De grande me refugié, como la mayoría de los hombres inseguros, en el trabajo y en el vil dinero. Con María Paz nos casamos relativamente jóvenes (antes de los treinta) y al año tuvimos gemelos. Contrariando los deseos de mi padre (y seguro que también de mi abuelo), ninguno de los dos heredó mi nombre.

Más rápido de lo que había pensado comencé a escalar en el organigrama de la empresa hasta llegar a la sub gerencia de informática. Coincidió mi meteórico ascenso en la escala social con mi crisis matrimonial. Ya no había motivos para continuar una relación en la que ninguno de los dos se sentía cómodo. Nos separamos (casi) amistosamente, le dejé todo lo material que me pidió y pude así dedicarme en cuerpo y alma al trabajo.

No puedo culpar a mi mujer, mucho menos a mi trabajo. Creo haber mencionado que desde siempre he sido un tipo más bien tímido y poco dado a establecer relaciones profundas. Un profesional del área de la sicología dirá que eso tiene que ver con mi historia familiar (al parecer siempre tiene que ver con eso), pero yo diría que es algo mío. Mi relación con mis padres es distante pero cordial, ellos viven en el norte desde que jubilaron y voy a verlos un par de veces al año. Los ayudo económicamente y ellos están, creo, orgullosos de tener un hijo gerente de empresa.

Me vine a un departamento ubicado cerca del trabajo. Mi rutina es simple: Me levanto temprano, preparo café, reviso las noticias y leo los correos mientras desayuno. Sobre esto último me ha pasado algo bien curioso: Desde hace un par de semanas que por error llegan a mi bandeja de entrada los emails de otro Jaime Gutiérrez. En un principio no le di mayor importancia, pero durante mis primeros días de vacaciones me dediqué a curiosear los correos de este, uno de mis cientos de tocayos de nombre y apellido. La mayoría eran ofertas de tiendas de retail genéricas, por lo que no me pude hacer una idea de su edad o en qué ciudad vive.

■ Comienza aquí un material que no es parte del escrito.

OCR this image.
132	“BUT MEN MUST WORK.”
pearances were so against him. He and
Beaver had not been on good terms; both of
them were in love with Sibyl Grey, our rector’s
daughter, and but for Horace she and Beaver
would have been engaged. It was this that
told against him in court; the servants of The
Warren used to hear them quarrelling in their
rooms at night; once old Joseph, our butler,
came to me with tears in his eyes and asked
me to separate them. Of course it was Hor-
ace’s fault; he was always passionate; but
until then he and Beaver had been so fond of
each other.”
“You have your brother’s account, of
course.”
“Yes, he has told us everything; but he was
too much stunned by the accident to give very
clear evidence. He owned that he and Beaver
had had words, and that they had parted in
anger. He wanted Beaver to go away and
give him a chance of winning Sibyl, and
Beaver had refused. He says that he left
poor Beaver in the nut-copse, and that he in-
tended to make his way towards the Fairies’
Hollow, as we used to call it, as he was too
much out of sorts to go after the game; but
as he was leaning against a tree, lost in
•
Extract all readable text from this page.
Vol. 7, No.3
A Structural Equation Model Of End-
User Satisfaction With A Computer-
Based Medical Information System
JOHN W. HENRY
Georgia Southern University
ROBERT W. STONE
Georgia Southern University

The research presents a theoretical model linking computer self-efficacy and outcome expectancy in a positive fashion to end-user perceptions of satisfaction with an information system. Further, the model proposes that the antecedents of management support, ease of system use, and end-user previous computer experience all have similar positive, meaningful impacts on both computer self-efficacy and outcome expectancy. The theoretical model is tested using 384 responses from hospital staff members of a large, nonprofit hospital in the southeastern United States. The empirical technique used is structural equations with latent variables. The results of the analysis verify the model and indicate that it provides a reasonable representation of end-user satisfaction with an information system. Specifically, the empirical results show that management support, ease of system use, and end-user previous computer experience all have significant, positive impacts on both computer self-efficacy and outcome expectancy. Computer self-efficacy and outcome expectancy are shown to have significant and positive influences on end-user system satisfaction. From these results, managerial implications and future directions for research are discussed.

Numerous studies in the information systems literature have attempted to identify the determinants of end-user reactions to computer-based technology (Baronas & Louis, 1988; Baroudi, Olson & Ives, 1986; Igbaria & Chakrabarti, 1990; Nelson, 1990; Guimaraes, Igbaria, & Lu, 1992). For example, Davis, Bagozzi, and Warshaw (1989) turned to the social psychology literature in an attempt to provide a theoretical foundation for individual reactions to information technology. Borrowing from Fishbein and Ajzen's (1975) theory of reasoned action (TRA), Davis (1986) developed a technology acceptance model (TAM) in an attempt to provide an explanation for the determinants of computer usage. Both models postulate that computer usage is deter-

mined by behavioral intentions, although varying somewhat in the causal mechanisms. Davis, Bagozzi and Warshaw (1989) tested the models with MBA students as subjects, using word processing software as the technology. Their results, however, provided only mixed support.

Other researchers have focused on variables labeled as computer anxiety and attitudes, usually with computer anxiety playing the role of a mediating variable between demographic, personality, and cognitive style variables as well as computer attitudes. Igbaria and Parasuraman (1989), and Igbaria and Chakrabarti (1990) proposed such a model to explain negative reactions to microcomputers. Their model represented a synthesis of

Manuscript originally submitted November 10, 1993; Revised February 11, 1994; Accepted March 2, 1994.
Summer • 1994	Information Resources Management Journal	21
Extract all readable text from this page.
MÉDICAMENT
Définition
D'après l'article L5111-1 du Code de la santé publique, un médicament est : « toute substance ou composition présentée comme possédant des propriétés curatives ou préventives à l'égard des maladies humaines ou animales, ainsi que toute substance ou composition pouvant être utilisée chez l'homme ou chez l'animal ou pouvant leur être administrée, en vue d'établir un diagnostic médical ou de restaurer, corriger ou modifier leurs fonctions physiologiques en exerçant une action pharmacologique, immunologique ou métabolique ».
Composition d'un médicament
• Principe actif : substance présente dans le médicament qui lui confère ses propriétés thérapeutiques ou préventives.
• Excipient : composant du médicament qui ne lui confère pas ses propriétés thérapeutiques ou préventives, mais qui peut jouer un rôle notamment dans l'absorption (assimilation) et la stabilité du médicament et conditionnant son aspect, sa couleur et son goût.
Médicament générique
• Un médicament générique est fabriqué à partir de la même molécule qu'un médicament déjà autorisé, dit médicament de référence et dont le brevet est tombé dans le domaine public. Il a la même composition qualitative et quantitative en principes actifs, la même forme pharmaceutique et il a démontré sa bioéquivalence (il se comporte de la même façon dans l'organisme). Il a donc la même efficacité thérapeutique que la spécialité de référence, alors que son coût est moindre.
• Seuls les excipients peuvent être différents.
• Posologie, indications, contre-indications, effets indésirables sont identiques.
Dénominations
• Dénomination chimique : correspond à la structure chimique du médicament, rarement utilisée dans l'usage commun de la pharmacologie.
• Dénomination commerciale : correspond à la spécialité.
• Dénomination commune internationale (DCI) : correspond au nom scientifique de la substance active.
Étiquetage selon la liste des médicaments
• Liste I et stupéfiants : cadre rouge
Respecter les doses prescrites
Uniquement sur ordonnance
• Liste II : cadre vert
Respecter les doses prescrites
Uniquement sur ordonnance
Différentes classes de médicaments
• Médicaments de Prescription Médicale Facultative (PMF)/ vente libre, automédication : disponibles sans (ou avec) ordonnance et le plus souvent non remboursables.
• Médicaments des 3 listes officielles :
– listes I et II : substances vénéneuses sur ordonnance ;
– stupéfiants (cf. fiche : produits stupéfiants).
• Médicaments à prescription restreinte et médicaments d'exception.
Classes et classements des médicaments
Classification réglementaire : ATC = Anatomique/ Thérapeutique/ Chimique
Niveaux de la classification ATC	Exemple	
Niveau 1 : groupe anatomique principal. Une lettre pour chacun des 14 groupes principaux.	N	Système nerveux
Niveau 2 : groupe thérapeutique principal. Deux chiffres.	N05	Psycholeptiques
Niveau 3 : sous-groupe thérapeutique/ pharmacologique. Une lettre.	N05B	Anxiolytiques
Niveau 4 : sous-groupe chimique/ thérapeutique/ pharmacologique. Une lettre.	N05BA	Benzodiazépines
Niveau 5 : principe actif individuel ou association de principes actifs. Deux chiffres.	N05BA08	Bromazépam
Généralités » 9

Al cuarto día de las vacaciones llegaron los gemelos. Usualmente viajábamos al norte a ver a mis papás, pero en esta ocasión mi madre insistió en que mejor no fuéramos, que mi papá “andaba con las mañas” y que si iba me iba a echar a perder las vacaciones. Por una parte me sentí aliviado, el norte nunca me gustó tanto (ni pasar tanto tiempo con mis padres) y quería cambiar de aire, pero por otra me complicaba hacerme cargo yo sólo de dos niños de diez años. Como solución práctica decidí que iríamos a un resort que está a la salida de Santiago, así me ahorro la logística de organizar un viaje en avión y los gemelos pueden hacer lo que quieran mientras yo veo tele o leo. Gracias a Maria Paz y a mis genes ambos son niños tranquilos, por lo que es poco probable que se metan en problemas.

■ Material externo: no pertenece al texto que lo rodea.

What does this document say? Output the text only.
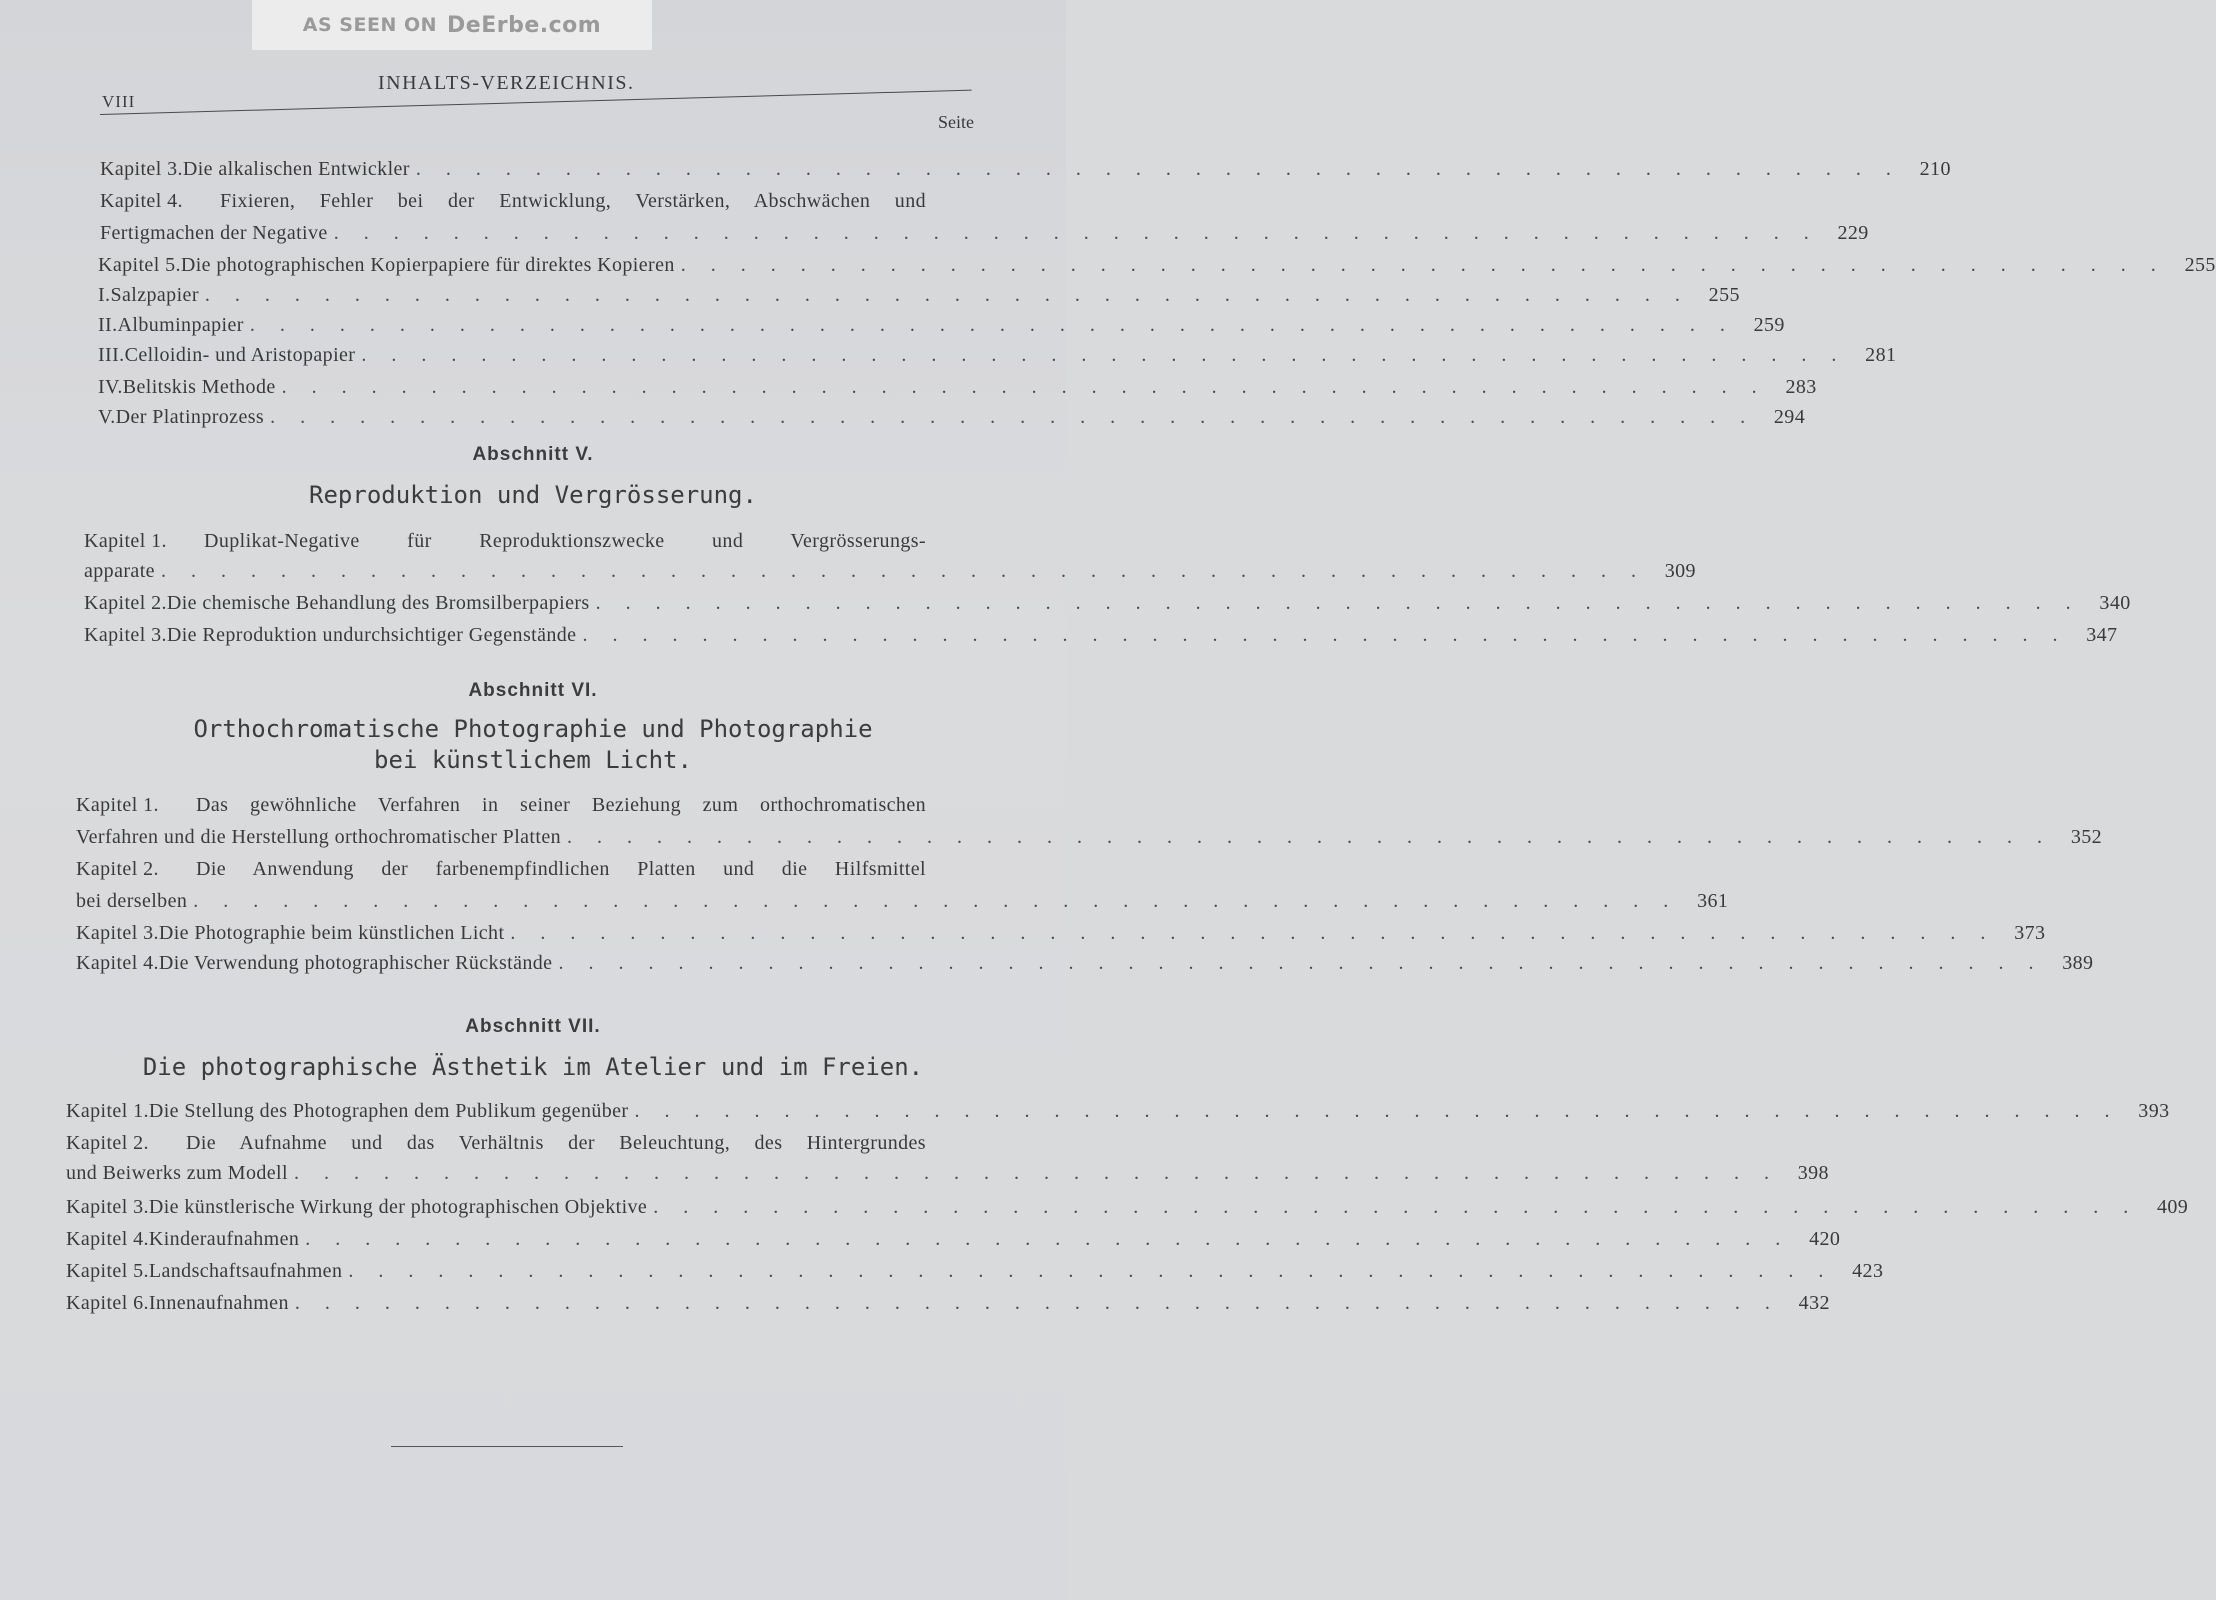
AS SEEN ON DeErbe.com
VIII
INHALTS-VERZEICHNIS.
Seite
Kapitel 3. Die alkalischen Entwickler . . . . . . . . . . . . . . . . . . . . . . . . . . . . . . . . . . . . . . . . . . . . . . . . . . 210
Kapitel 4.	Fixieren, Fehler bei der Entwicklung, Verstärken, Abschwächen und
Fertigmachen der Negative . . . . . . . . . . . . . . . . . . . . . . . . . . . . . . . . . . . . . . . . . . . . . . . . . . 229
Kapitel 5. Die photographischen Kopierpapiere für direktes Kopieren . . . . . . . . . . . . . . . . . . . . . . . . . . . . . . . . . . . . . . . . . . . . . . . . . . 255
I. Salzpapier . . . . . . . . . . . . . . . . . . . . . . . . . . . . . . . . . . . . . . . . . . . . . . . . . . 255
II. Albuminpapier . . . . . . . . . . . . . . . . . . . . . . . . . . . . . . . . . . . . . . . . . . . . . . . . . . 259
III. Celloidin- und Aristopapier . . . . . . . . . . . . . . . . . . . . . . . . . . . . . . . . . . . . . . . . . . . . . . . . . . 281
IV. Belitskis Methode . . . . . . . . . . . . . . . . . . . . . . . . . . . . . . . . . . . . . . . . . . . . . . . . . . 283
V. Der Platinprozess . . . . . . . . . . . . . . . . . . . . . . . . . . . . . . . . . . . . . . . . . . . . . . . . . . 294
Abschnitt V.
Reproduktion und Vergrösserung.
Kapitel 1.	Duplikat-Negative für Reproduktionszwecke und Vergrösserungs-
apparate . . . . . . . . . . . . . . . . . . . . . . . . . . . . . . . . . . . . . . . . . . . . . . . . . . 309
Kapitel 2. Die chemische Behandlung des Bromsilberpapiers . . . . . . . . . . . . . . . . . . . . . . . . . . . . . . . . . . . . . . . . . . . . . . . . . . 340
Kapitel 3. Die Reproduktion undurchsichtiger Gegenstände . . . . . . . . . . . . . . . . . . . . . . . . . . . . . . . . . . . . . . . . . . . . . . . . . . 347
Abschnitt VI.
Orthochromatische Photographie und Photographie
bei künstlichem Licht.
Kapitel 1.	Das gewöhnliche Verfahren in seiner Beziehung zum orthochromatischen
Verfahren und die Herstellung orthochromatischer Platten . . . . . . . . . . . . . . . . . . . . . . . . . . . . . . . . . . . . . . . . . . . . . . . . . . 352
Kapitel 2.	Die Anwendung der farbenempfindlichen Platten und die Hilfsmittel
bei derselben . . . . . . . . . . . . . . . . . . . . . . . . . . . . . . . . . . . . . . . . . . . . . . . . . . 361
Kapitel 3. Die Photographie beim künstlichen Licht . . . . . . . . . . . . . . . . . . . . . . . . . . . . . . . . . . . . . . . . . . . . . . . . . . 373
Kapitel 4. Die Verwendung photographischer Rückstände . . . . . . . . . . . . . . . . . . . . . . . . . . . . . . . . . . . . . . . . . . . . . . . . . . 389
Abschnitt VII.
Die photographische Ästhetik im Atelier und im Freien.
Kapitel 1. Die Stellung des Photographen dem Publikum gegenüber . . . . . . . . . . . . . . . . . . . . . . . . . . . . . . . . . . . . . . . . . . . . . . . . . . 393
Kapitel 2.	Die Aufnahme und das Verhältnis der Beleuchtung, des Hintergrundes
und Beiwerks zum Modell . . . . . . . . . . . . . . . . . . . . . . . . . . . . . . . . . . . . . . . . . . . . . . . . . . 398
Kapitel 3. Die künstlerische Wirkung der photographischen Objektive . . . . . . . . . . . . . . . . . . . . . . . . . . . . . . . . . . . . . . . . . . . . . . . . . . 409
Kapitel 4. Kinderaufnahmen . . . . . . . . . . . . . . . . . . . . . . . . . . . . . . . . . . . . . . . . . . . . . . . . . . 420
Kapitel 5. Landschaftsaufnahmen . . . . . . . . . . . . . . . . . . . . . . . . . . . . . . . . . . . . . . . . . . . . . . . . . . 423
Kapitel 6. Innenaufnahmen . . . . . . . . . . . . . . . . . . . . . . . . . . . . . . . . . . . . . . . . . . . . . . . . . . 432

Se fueron a dormir temprano. Yo me quedé un rato más viendo un partido de la liga inglesa. Pasada la medianoche me dio hambre y aburrimiento, aunque más de lo último, por lo que fui al área de comida del resort a ver si encontraba algo de comer o tomar. Un amable empleado me indicó que la cocina estaba cerrada, pero que el restaurante estaba abierto. No quise ir a comer sólo, así es que me quedé en la barra del bar y pedí un whisky.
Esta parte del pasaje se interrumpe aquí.